I wonder, what's the average age at which a squishmonkey develops a sense of humor?

I think Ava's pulling ahead of the curve on this milestone.



For instance, she doesn't give two pacifiers for "Wheels on the Bus" or "The Alphabet Song", but sing her some Black Eyed Peas (and you gotta really try to sound like Fergie), and she'll air-jig right outta your arms.  She also gets very excited about the ukelele duet from the movie The Jerk.

Ava doesn't just explore the world by depositing things in her mouth like most babies.  Sometimes, just a mischievous lick will do.  I blame myself for this, since I give her dabs of tastes like ice cream, lemon and guacamole when we're out and about.  She'll poke her little strawberry tongue out, and I'll satisfy her curiosity by scooping some bit of deliciousness with a clean finger and dabbing it directly upon her taste buds.  This is fine when we're sitting at El Parian, awaiting our fajitas.
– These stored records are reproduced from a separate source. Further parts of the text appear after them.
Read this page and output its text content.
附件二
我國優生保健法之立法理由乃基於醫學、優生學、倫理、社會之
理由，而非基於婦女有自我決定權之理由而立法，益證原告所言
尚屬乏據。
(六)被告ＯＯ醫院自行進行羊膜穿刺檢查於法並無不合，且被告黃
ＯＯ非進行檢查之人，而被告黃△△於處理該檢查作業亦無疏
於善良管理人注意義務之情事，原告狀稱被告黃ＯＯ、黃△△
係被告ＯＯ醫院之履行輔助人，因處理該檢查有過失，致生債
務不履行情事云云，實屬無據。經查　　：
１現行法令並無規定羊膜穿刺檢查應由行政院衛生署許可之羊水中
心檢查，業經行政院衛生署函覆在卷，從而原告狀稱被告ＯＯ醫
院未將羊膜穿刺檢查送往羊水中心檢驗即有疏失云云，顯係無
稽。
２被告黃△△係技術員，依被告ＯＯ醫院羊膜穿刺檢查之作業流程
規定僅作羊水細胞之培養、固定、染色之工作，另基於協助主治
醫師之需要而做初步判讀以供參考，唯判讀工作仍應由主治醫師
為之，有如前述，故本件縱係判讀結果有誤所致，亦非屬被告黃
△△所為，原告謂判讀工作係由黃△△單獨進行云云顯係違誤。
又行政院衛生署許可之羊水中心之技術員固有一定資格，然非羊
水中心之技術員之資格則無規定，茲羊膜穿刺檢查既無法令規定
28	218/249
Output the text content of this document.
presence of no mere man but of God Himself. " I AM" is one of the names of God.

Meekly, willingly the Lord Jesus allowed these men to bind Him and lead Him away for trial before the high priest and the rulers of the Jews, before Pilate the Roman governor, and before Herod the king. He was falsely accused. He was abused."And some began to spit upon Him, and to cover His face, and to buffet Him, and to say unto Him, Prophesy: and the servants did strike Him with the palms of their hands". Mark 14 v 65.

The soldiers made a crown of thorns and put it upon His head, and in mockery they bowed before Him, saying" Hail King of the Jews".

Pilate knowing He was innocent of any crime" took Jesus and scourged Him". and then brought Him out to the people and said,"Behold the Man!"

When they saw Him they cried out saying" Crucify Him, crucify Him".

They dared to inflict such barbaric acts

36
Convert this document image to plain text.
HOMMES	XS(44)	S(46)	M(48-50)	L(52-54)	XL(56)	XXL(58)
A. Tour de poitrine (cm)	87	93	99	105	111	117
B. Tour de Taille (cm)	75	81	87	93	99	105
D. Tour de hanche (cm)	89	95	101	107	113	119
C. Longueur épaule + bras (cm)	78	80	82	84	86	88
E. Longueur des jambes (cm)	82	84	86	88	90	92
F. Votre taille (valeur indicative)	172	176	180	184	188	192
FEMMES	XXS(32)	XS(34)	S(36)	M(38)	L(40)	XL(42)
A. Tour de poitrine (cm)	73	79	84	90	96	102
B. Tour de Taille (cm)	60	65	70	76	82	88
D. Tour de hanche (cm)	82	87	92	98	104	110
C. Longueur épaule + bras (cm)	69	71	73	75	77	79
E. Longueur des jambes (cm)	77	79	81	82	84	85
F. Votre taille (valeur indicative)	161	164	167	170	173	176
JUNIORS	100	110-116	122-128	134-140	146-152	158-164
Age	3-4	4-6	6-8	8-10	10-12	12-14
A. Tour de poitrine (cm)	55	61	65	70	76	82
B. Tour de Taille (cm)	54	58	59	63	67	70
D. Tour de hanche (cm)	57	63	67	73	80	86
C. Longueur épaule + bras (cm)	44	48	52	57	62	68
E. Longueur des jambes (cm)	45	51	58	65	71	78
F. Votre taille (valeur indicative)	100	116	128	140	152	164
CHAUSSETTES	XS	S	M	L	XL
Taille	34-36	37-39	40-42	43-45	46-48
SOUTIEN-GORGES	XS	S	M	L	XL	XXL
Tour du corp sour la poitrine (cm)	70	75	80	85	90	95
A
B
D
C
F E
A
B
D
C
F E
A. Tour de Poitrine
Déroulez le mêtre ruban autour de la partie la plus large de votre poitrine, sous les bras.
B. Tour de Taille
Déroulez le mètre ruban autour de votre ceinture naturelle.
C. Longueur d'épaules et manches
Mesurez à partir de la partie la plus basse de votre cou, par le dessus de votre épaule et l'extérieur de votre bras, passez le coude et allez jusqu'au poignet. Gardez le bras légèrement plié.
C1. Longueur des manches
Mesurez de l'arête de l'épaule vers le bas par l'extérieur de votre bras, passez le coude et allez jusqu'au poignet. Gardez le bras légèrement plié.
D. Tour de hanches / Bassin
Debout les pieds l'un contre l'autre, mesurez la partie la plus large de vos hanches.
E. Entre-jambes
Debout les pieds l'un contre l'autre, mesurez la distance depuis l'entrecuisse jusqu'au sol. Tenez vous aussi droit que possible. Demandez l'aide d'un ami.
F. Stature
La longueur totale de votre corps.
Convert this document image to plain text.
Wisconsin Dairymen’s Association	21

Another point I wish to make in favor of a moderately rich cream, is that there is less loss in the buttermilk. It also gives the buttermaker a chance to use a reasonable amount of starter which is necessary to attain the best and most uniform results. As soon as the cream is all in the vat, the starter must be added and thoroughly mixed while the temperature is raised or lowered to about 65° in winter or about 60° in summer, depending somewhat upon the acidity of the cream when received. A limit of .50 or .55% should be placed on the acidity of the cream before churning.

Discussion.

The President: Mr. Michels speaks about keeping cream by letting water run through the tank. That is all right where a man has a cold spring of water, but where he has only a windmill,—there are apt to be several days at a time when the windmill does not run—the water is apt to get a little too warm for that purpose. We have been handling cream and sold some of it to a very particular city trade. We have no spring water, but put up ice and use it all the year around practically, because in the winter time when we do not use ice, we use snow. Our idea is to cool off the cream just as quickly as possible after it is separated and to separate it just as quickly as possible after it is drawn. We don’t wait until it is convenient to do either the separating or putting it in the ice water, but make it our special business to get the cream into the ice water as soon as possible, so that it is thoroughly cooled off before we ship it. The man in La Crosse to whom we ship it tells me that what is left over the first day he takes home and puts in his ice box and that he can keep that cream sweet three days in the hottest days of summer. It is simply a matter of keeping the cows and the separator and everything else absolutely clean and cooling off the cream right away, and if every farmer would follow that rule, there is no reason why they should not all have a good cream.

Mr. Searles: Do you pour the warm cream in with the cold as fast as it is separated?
This is bad, bad, bad when Honey Boo Boo Dog's humongous face is hovering within an inch of the baby swing.  I wonder what Great Dane snot tastes like.  Ava knows.....





She loooooves to splash.  The first time we introduced her to the pool, she took off like a regatta cup depended on it.  It amazed us that she knew exactly what to do in water -- she instinctively moved her body to propel herself across the expanse, and she kicked and splashed with breathless glee.  This forever changed her relationship with liquids, which was adorable (if not somewhat messy) during every bath time since.  It did, however, complicate her last 
gastroenterologist appointment, where she peed like an Italian fountain on the baby weight scale and splashed around like Michael Flatley until the soggy nurse mopped up her self-made wading pool and I fumbled for some wipes to clean the piddle from her fat rolls.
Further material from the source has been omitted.